The troubled Sea Rock project in Bandra, Mumbai, needs Sarna's attention too. Nothing has happened since Indian Hotels bought the 440-room property six years ago for Rs 680 crore and razed the defunct seaside hotel to build a complex of convention centres, meeting halls and retail outlets. Sarana said that the company was fighting a public-interest litigation on the property: "We are committed to take that piece of land and either have a performing asset or not. We are really hopeful of bringing this to some sort of a conclusion this financial year."
The road to profits
The Indian Hotels chief executive also has to strike a balance between profitability and expansion. Of the 357 new properties that India will add in 2015-2017, just 17 hotels belong to Indian Hotels. Though the country offers ample headroom for expansion with just 103,000 branded rooms currently, Sarna is worried that the prime areas could be out of Taj's reach. "The development opportunities are perishable. The number of opportunities will reduce overtime and the prime locations will be gone," said Sarna at the media meet. "The Taj needs many more hotels in the metros. In 20 years' time, Mumbai will have more hotel rooms than Manhattan."

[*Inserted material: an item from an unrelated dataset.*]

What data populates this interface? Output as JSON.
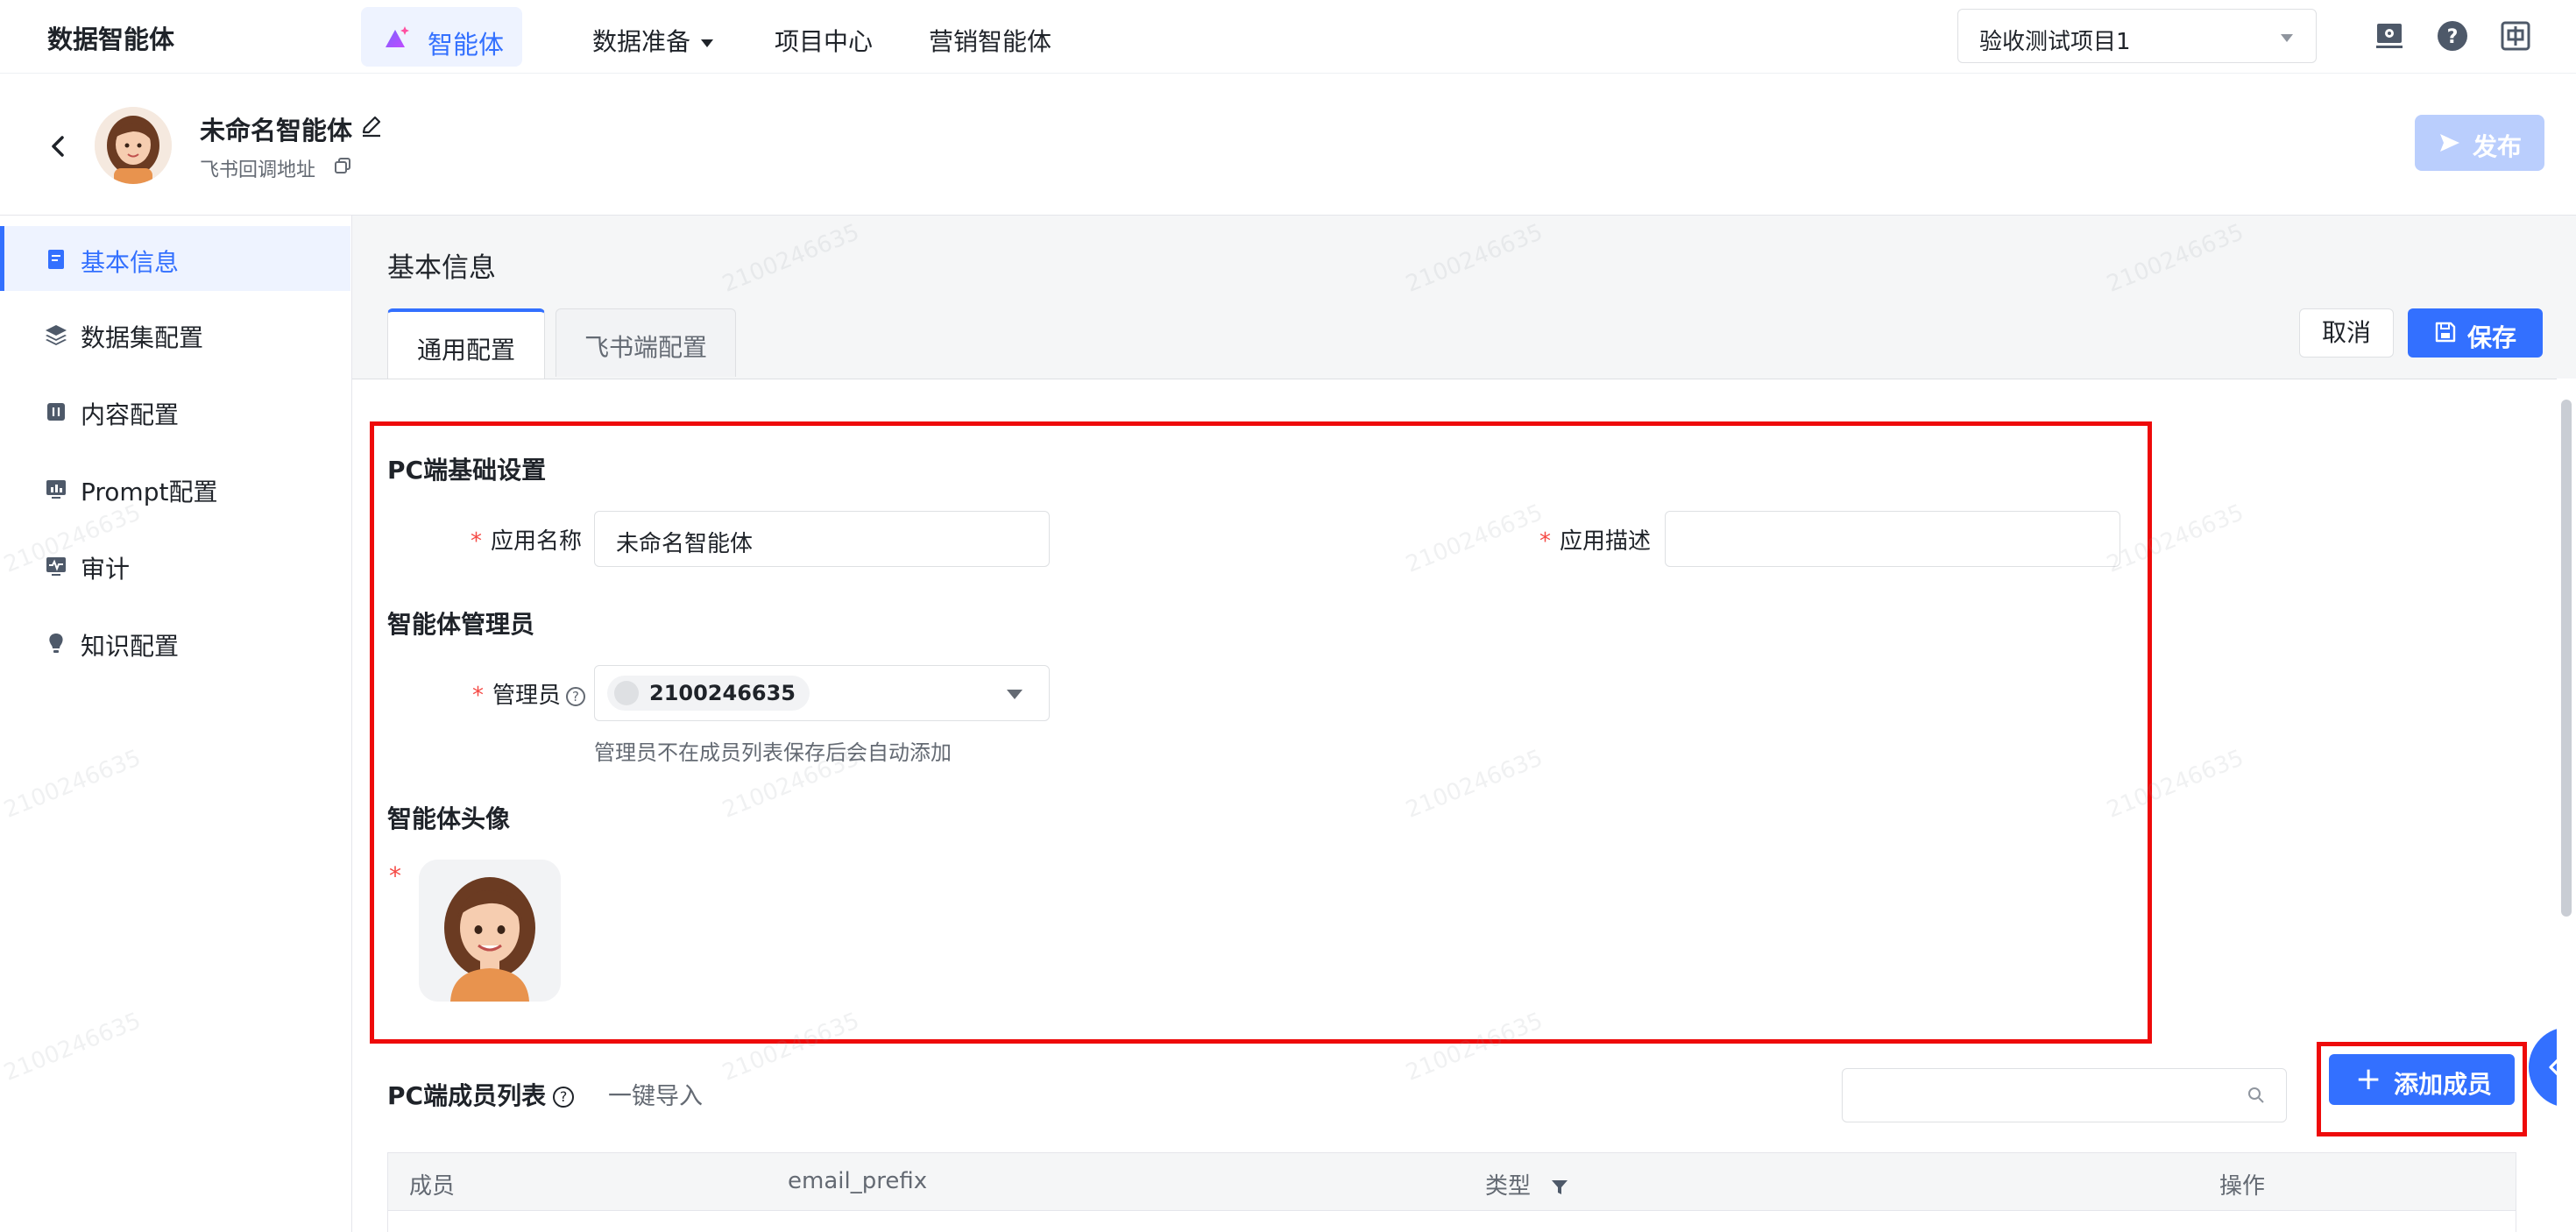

Looking at Sarna's plans, including bringing all international properties (excluding joint ventures) under one company, Homi Aibara, senior partner, Mahajan and Aibara, says, "He is making all the right moves. There was a requirement to streamline the operations at Indian Hotels. For returning to profitability, a lot of that will depend on how the market behaves."
JPMorgan believes the five-year bear market in the hotel sector is coming to an end. That should spell good news for India's biggest hotel company with over 15,000 rooms.